Abstract Body (Do not enter title and authors here): Background: We identified a family with familial hypercholesterolemia (FH). The proband presented with corneal arcus, skin, and tendon xanthomas, significant stenosis in the coronary circumflex and right coronary arteries, and severely elevated plasma LDL levels. Treatment with statins, ezetimibe, PCSK9 monoclonal antibodies (Alirocumab and Evolocumab), and inclisiran, which target LDLR function, resulted in minimal LDL reduction.In China, evinacumab is not available, so the patient has to rely on long-term lipid apheresis (plasma exchange).
Methods: Genetic testing revealed the proband harbored three mutations in the LDLR gene: c.1864G>A (p.D622N), c.1448G>A (p.W483*), and c.292G>A (p.G98S). D622N and G98S were on the same allele, while W483* was on the other allele. Mutant plasmids were constructed and transfected into HEK293T cells. Western blot and immunofluorescence co-localization assays were used to assess LDLR protein expression and localization. The LDLR function was evaluated using Dil-LDL uptake assays. Additionally, cells were treated with 4 mM 4-phenylbutyric acid for 48 hours to examine its impact on LDLR function.
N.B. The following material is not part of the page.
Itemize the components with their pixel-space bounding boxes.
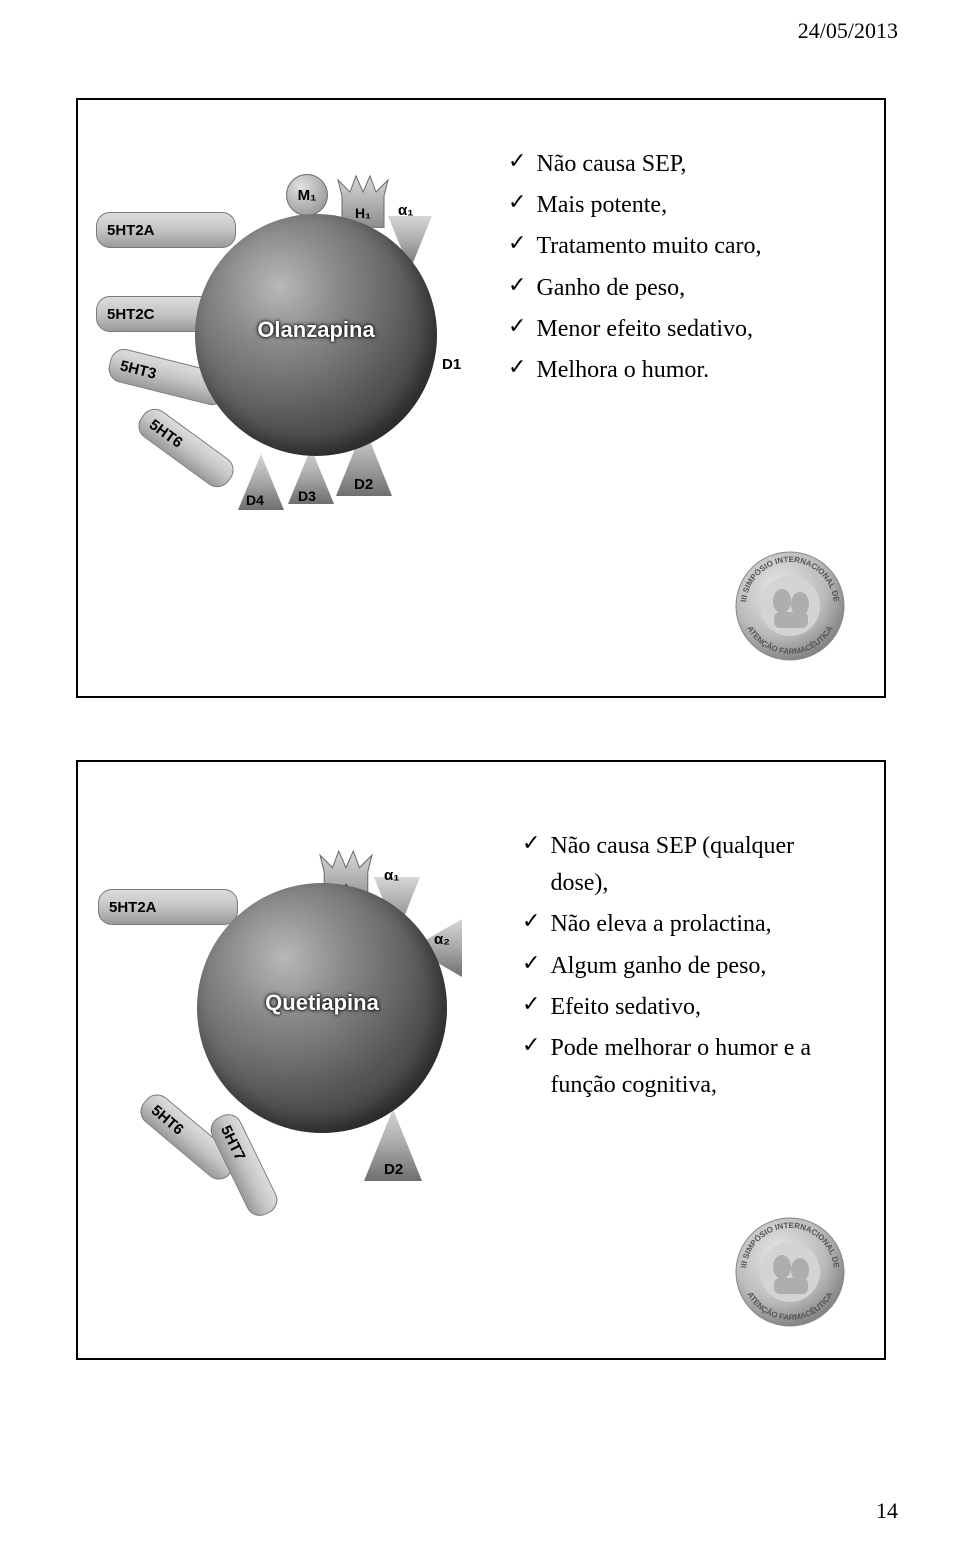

Results: The Western Blot test showed that the W483* mutation broke down the LDLR protein almost completely. The D622N mutation, on the other hand, only showed the precursor form and not the mature form. Finally, the G98S mutation showed that LDLR expression was normal. According to immunofluorescence co-localization, the D622N mutation kept LDLR in the endoplasmic reticulum (ER). Di-LDL uptake tests showed that the G98S mutation could still bind and transport LDL normally. On the other hand, the W483* mutation had almost no LDLR expression or function, and the D622N mutation had ER-retained LDLR that could not bind or transport LDL. After 48 hours of treatment with 4 mM 4-phenylbutyric acid, some of the endoplasmic reticulum retention of D622N-mutant LDLR was alleviated. This facilitated its movement to the cell membrane, partially restoring its ability to bind and transport LDL.
Conclusions: 4-phenylbutyric acid may serve as a potential therapeutic approach for FH patients with LDLR mutations causing ER retention.